If you go at the right time, late morning/early afternoon, at the end of alternating aisles, you can find a person distributing numerous samples of crab dip, juices, cheeses, pretzels, breads, brownies, and the list goes on.
Now imagine this scenario: after devouring these goodies, you are told to pay the distributor for the samples at check. The sampling can be said to be product research: Costco sells its products in large quantities, so it may be imprudent to purchase a 4L bag of basil-infused cashews without having first sampled one or two. Sure, there’s a benefit to the consumer; at its core, however, suppliers are using samples as a marketing tool for their products. Consumers get to choose whether they want to sample the product with little commitment, but may purchase it at the end. They do not need to pay for bite of brownie, individual chip, or creamy dip. That seems like common sense.
It appears that the Supreme Court of Canada (“SCC”) has the same love of samples as the average Costco consumer. Last week, in one of the five copyright decisions, the SCC found that previews are the Costco equivalent of samples – they are research and within the realm of fair dealings. Essentially, you do not need to pay to listen to a preview of a musical track.
There has been a great deal of online chatter of how the pentalogy of the SCC copyright cases work together, with concessions from legal scholars basically throwing their arms up. Given the nature of this blog’s contributions, however, I’m going to provide a narrow focus on the Society of Composers, Authors and Music Publishers of Canada v Bell Canada,  2 SCR 326 [SOCAN v Bell] decision.
The appellants, the Society of Composers, Authors and Music Publishers of Canada (SOCAN), represent composers, authors, and music publishers, who administer performance and communication rights. They joined forces with the Canadian Record Industry Association and CMRRA-Sodrac Inc. The respondents, Bell Canada, Apple Canada Inc., Rogers Communications Inc., Rogers Wireless, Shaw Cablesystems G.P. and TELUS Communications Inc. operate online music services that sell downloads of digital musical files. These providers give consumers the opportunity to listen to free “previews” before purchasing a song.
SOCAN sought compensation for the online song previews. Previews are 30-90 seconds of a musical track that are streamed online to assist the user in deciding whether to purchase a permanent and full download of the song. They are effectively samples – small versions of the product that are risk free to try. Whether or not the consumer purchases the sample is up to the consumer, despite obtaining a small benefit.

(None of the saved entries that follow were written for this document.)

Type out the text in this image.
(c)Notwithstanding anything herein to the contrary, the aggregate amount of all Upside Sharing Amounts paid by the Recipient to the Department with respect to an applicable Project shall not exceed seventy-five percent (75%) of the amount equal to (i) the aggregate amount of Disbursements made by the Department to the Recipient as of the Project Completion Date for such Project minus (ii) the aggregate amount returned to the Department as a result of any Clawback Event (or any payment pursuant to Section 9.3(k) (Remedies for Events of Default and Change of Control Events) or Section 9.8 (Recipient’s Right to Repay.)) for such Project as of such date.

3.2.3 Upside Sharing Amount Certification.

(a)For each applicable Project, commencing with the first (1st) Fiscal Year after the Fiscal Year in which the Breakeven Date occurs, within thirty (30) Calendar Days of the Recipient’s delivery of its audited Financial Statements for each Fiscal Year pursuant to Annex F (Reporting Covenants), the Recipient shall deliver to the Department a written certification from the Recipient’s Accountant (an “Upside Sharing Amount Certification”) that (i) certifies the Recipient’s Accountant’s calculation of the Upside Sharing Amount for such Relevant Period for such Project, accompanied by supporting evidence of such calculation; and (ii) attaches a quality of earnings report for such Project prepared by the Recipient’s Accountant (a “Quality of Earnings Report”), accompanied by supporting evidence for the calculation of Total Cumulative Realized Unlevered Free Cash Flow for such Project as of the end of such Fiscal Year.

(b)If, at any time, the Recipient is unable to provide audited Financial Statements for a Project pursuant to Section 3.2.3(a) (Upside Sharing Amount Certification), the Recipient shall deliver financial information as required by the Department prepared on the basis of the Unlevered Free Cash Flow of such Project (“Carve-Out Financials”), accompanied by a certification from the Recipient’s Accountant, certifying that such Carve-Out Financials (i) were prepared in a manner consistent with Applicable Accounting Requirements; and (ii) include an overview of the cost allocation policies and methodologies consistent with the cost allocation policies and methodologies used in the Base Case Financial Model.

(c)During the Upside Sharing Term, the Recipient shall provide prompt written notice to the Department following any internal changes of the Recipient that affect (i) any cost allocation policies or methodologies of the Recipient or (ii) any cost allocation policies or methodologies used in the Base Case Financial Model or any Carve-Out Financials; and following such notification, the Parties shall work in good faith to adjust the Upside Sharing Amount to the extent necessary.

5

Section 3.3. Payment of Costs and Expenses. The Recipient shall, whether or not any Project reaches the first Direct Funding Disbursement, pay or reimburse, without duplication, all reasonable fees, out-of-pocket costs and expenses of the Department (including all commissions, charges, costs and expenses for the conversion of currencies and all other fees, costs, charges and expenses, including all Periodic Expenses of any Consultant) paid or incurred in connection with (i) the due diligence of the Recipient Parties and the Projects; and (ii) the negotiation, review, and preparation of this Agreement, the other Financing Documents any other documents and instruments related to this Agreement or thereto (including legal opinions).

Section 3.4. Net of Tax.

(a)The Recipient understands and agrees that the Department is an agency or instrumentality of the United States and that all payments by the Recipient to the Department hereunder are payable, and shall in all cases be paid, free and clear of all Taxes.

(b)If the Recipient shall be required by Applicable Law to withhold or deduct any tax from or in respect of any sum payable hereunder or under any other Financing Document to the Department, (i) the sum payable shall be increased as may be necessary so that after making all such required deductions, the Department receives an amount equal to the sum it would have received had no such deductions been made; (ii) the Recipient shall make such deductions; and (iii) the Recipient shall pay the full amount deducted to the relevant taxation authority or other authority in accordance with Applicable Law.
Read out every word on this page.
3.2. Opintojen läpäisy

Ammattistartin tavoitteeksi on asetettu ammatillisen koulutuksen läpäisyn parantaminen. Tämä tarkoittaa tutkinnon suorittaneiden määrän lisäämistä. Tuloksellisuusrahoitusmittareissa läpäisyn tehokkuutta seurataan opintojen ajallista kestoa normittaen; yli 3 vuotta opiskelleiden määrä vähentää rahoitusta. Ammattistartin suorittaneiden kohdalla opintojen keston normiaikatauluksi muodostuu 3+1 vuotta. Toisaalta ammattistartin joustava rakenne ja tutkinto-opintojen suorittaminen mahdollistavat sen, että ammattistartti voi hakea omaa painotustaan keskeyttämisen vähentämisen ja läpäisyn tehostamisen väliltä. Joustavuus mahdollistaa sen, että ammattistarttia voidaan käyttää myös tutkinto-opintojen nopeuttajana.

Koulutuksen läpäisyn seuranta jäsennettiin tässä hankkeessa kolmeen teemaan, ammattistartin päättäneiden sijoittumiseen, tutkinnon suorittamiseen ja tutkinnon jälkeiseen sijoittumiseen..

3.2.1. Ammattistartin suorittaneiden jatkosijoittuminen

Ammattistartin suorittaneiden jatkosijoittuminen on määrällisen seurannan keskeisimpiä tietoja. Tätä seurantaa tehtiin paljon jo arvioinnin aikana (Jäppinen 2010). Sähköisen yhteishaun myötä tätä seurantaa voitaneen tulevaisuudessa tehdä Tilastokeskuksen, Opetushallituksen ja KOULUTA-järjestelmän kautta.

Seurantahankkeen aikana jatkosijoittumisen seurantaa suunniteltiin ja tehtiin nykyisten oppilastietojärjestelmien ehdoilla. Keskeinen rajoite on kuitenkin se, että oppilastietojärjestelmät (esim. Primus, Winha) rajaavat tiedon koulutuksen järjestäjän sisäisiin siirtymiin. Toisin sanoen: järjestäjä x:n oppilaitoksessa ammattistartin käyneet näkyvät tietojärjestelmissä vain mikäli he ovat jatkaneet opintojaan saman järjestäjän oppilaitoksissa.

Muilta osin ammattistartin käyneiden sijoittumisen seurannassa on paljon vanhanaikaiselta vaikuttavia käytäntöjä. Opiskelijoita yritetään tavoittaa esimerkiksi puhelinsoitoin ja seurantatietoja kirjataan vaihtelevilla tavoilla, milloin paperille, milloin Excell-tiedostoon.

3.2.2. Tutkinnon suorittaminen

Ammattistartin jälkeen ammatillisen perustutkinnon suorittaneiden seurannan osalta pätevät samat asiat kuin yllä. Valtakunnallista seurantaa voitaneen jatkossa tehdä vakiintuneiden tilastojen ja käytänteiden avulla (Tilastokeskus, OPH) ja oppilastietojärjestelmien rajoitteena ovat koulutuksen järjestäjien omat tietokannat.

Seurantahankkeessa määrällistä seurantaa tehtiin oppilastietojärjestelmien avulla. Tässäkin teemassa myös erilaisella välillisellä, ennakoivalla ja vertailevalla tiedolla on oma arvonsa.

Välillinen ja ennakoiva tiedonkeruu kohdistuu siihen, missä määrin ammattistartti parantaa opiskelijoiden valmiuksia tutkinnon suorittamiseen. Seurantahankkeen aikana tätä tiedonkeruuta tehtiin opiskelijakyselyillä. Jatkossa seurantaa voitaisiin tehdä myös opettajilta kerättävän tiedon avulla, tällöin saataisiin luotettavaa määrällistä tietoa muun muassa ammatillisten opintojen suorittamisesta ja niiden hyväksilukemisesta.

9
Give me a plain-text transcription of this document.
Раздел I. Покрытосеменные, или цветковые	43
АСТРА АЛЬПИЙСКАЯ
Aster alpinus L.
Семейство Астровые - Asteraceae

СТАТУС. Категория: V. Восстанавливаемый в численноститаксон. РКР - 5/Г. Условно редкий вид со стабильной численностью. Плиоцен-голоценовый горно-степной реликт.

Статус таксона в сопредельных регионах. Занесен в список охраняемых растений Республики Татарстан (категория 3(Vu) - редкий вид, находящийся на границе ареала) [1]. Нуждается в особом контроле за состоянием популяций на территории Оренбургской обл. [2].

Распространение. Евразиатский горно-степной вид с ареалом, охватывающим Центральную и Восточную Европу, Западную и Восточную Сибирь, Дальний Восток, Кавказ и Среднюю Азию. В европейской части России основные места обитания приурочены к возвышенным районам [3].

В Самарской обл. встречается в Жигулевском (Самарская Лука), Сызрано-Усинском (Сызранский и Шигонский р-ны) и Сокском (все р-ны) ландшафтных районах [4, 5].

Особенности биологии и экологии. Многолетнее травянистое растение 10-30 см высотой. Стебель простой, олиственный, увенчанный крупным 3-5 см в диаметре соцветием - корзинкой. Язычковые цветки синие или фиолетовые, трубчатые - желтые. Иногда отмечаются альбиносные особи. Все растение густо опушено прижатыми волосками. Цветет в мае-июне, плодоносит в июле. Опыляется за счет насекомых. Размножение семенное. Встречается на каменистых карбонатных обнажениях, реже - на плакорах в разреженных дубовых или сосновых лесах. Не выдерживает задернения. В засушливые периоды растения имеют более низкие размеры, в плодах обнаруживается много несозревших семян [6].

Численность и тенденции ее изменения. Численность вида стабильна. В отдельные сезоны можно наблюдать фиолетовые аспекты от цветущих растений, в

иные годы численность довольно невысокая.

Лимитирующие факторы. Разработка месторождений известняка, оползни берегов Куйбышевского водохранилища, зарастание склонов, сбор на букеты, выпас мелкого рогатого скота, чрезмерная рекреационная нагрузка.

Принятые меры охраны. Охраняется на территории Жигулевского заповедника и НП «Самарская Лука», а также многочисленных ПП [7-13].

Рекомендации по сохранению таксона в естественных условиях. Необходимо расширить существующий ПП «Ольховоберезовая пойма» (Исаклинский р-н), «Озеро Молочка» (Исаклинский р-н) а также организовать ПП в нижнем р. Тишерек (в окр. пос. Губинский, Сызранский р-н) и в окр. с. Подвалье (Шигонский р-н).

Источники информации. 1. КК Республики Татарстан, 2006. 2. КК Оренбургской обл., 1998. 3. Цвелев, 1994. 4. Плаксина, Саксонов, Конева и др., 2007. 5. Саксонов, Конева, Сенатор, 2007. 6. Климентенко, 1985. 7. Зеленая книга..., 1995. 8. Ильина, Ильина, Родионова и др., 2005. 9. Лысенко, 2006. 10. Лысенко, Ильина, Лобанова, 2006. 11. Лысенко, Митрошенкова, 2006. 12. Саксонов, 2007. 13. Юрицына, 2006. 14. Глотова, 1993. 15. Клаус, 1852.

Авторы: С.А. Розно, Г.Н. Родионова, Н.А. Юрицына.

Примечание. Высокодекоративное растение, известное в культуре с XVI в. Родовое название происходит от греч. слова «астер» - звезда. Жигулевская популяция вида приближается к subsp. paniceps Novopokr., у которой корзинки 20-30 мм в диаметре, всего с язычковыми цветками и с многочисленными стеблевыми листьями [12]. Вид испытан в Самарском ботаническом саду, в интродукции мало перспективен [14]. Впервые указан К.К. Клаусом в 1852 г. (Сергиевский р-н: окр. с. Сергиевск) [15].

The Copyright Board of Canada (61 CPR (4th) 353) found that SOCAN was only entitled to collect royalties for downloading musical works, not for previews, in 2007. Previews do not amount to an infringement of copyright, as they are considered fair dealings, according to the categorization of research in s. 29 of the Copyright Act, RSC, 1985, c C-42 [Act]. With no infringement, SOCAN was not entitled to royalties on previews. The Federal Court of Appeal upheld this decision. Justice Abella, writing for a unanimous bench this month, found the same.
Fair Dealings Test and Application
Section 29 of the Act states: “Fair dealing for the purpose of research or private study does not infringe copyright.”
The SCC in CCH Canadian Ltd v Law Society of Upper Canada,  1 SCR 339 [CCH] outlined the two step test for determining whether an act constitutes fair dealings. If so, it would not entitle a party to compensation. First, the SCC teaches us to determine whether the dealing is fair for under the two allowable purposes enumerated in s. 29 of the Act – “research” or “private study.” Second, determine whether the dealing is fair.
Specifically, in assessing whether something constitutes research, the SCC directs us to take on the perspective of the consumer, as opposed to the online service provider. The Court held that “research” should be given a large and liberal interpretation. It need not only be for creative purposes as it would otherwise run contrary to the Act’s objectives – namely, the dissemination of work – and it would run contrary the meaning of research, which includes a wide variety of activities. It is fairly easy to satisfy this leg of the test; the meat of the debate is at the second stage.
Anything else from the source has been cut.